С осени 1806 года опять всё заговорило о войне с Наполеоном еще с большим жаром, чем в прошлом году. Назначен был не только набор рекрут, но и еще 9 ти ратников с тысячи. Повсюду проклинали анафемой Бонапартия, и в Москве только и толков было, что о предстоящей войне. Для семейства Ростовых весь интерес этих приготовлений к войне заключался только в том, что Николушка ни за что не соглашался оставаться в Москве и выжидал только конца отпуска Денисова с тем, чтобы с ним вместе ехать в полк после праздников. Предстоящий отъезд не только не мешал ему веселиться, но еще поощрял его к этому. Большую часть времени он проводил вне дома, на обедах, вечерах и балах.

ХI
На третий день Рождества, Николай обедал дома, что в последнее время редко случалось с ним. Это был официально прощальный обед, так как он с Денисовым уезжал в полк после Крещенья. Обедало человек двадцать, в том числе Долохов и Денисов.
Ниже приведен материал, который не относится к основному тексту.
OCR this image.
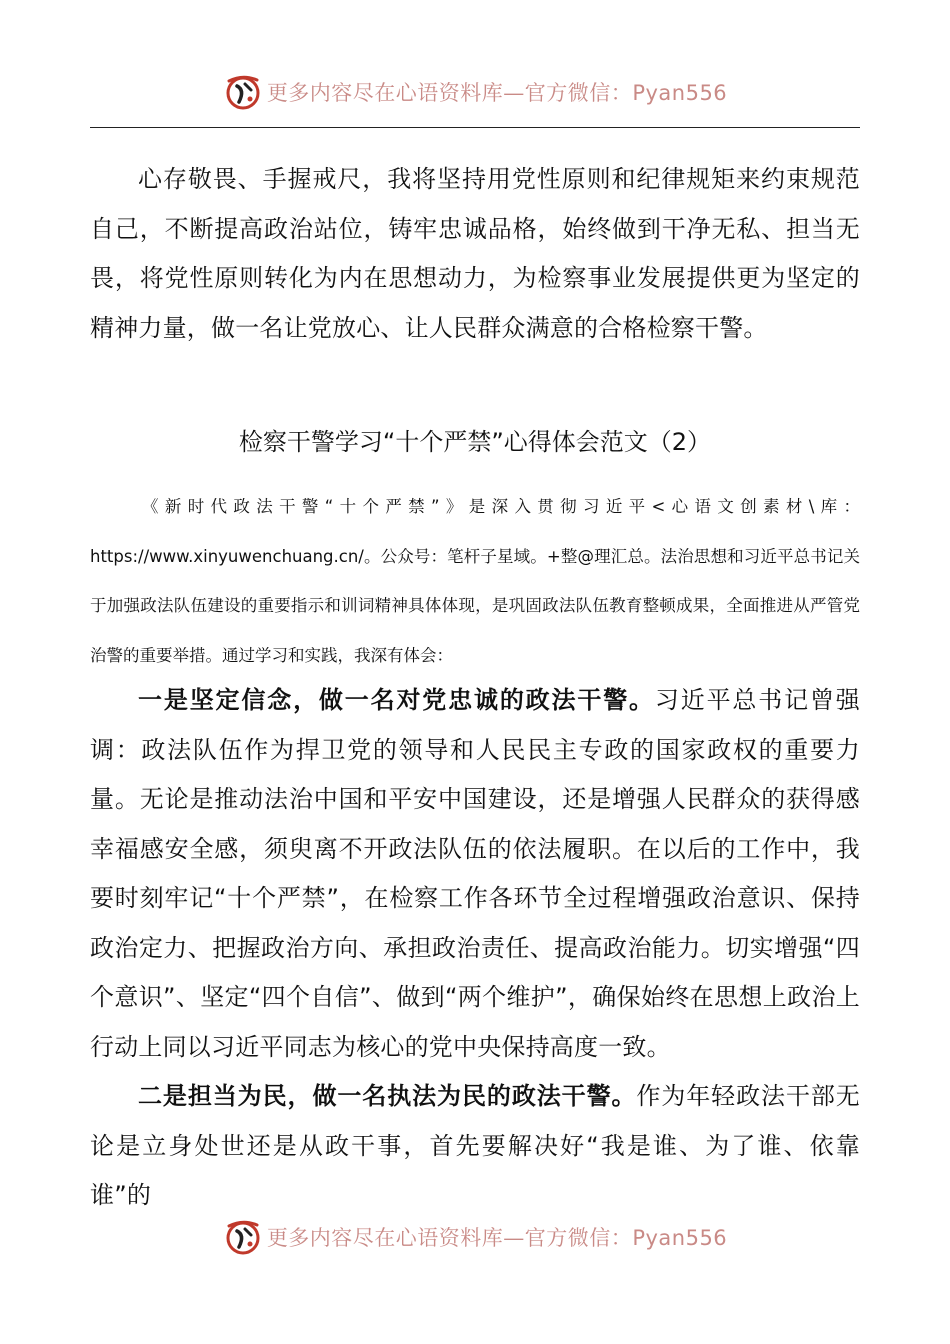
更多内容尽在心语资料库—官方微信：Pyan556

心存敬畏、手握戒尺，我将坚持用党性原则和纪律规矩来约束规范自己，不断提高政治站位，铸牢忠诚品格，始终做到干净无私、担当无畏，将党性原则转化为内在思想动力，为检察事业发展提供更为坚定的精神力量，做一名让党放心、让人民群众满意的合格检察干警。

检察干警学习“十个严禁”心得体会范文（2）

《新时代政法干警“十个严禁”》是深入贯彻习近平<心语文创素材\库：https://www.xinyuwenchuang.cn/。公众号：笔杆子星域。+整@理汇总。法治思想和习近平总书记关于加强政法队伍建设的重要指示和训词精神具体体现，是巩固政法队伍教育整顿成果，全面推进从严管党治警的重要举措。通过学习和实践，我深有体会：

一是坚定信念，做一名对党忠诚的政法干警。习近平总书记曾强调：政法队伍作为捍卫党的领导和人民民主专政的国家政权的重要力量。无论是推动法治中国和平安中国建设，还是增强人民群众的获得感幸福感安全感，须臾离不开政法队伍的依法履职。在以后的工作中，我要时刻牢记“十个严禁”，在检察工作各环节全过程增强政治意识、保持政治定力、把握政治方向、承担政治责任、提高政治能力。切实增强“四个意识”、坚定“四个自信”、做到“两个维护”，确保始终在思想上政治上行动上同以习近平同志为核心的党中央保持高度一致。

二是担当为民，做一名执法为民的政法干警。作为年轻政法干部无论是立身处世还是从政干事，首先要解决好“我是谁、为了谁、依靠谁”的

更多内容尽在心语资料库—官方微信：Pyan556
Никогда в доме Ростовых любовный воздух, атмосфера влюбленности не давали себя чувствовать с такой силой, как в эти дни праздников. «Лови минуты счастия, заставляй себя любить, влюбляйся сам! Только это одно есть настоящее на свете – остальное всё вздор. И этим одним мы здесь только и заняты», – говорила эта атмосфера. Николай, как и всегда, замучив две пары лошадей и то не успев побывать во всех местах, где ему надо было быть и куда его звали, приехал домой перед самым обедом. Как только он вошел, он заметил и почувствовал напряженность любовной атмосферы в доме, но кроме того он заметил странное замешательство, царствующее между некоторыми из членов общества. Особенно взволнованы были Соня, Долохов, старая графиня и немного Наташа. Николай понял, что что то должно было случиться до обеда между Соней и Долоховым и с свойственною ему чуткостью сердца был очень нежен и осторожен, во время обеда, в обращении с ними обоими. В этот же вечер третьего дня праздников должен был быть один из тех балов у Иогеля (танцовального учителя), которые он давал по праздникам для всех своих учеников и учениц.
– Николенька, ты поедешь к Иогелю? Пожалуйста, поезжай, – сказала ему Наташа, – он тебя особенно просил, и Василий Дмитрич (это был Денисов) едет.
– Куда я не поеду по приказанию г'афини! – сказал Денисов, шутливо поставивший себя в доме Ростовых на ногу рыцаря Наташи, – pas de chale [танец с шалью] готов танцовать.
– Коли успею! Я обещал Архаровым, у них вечер, – сказал Николай.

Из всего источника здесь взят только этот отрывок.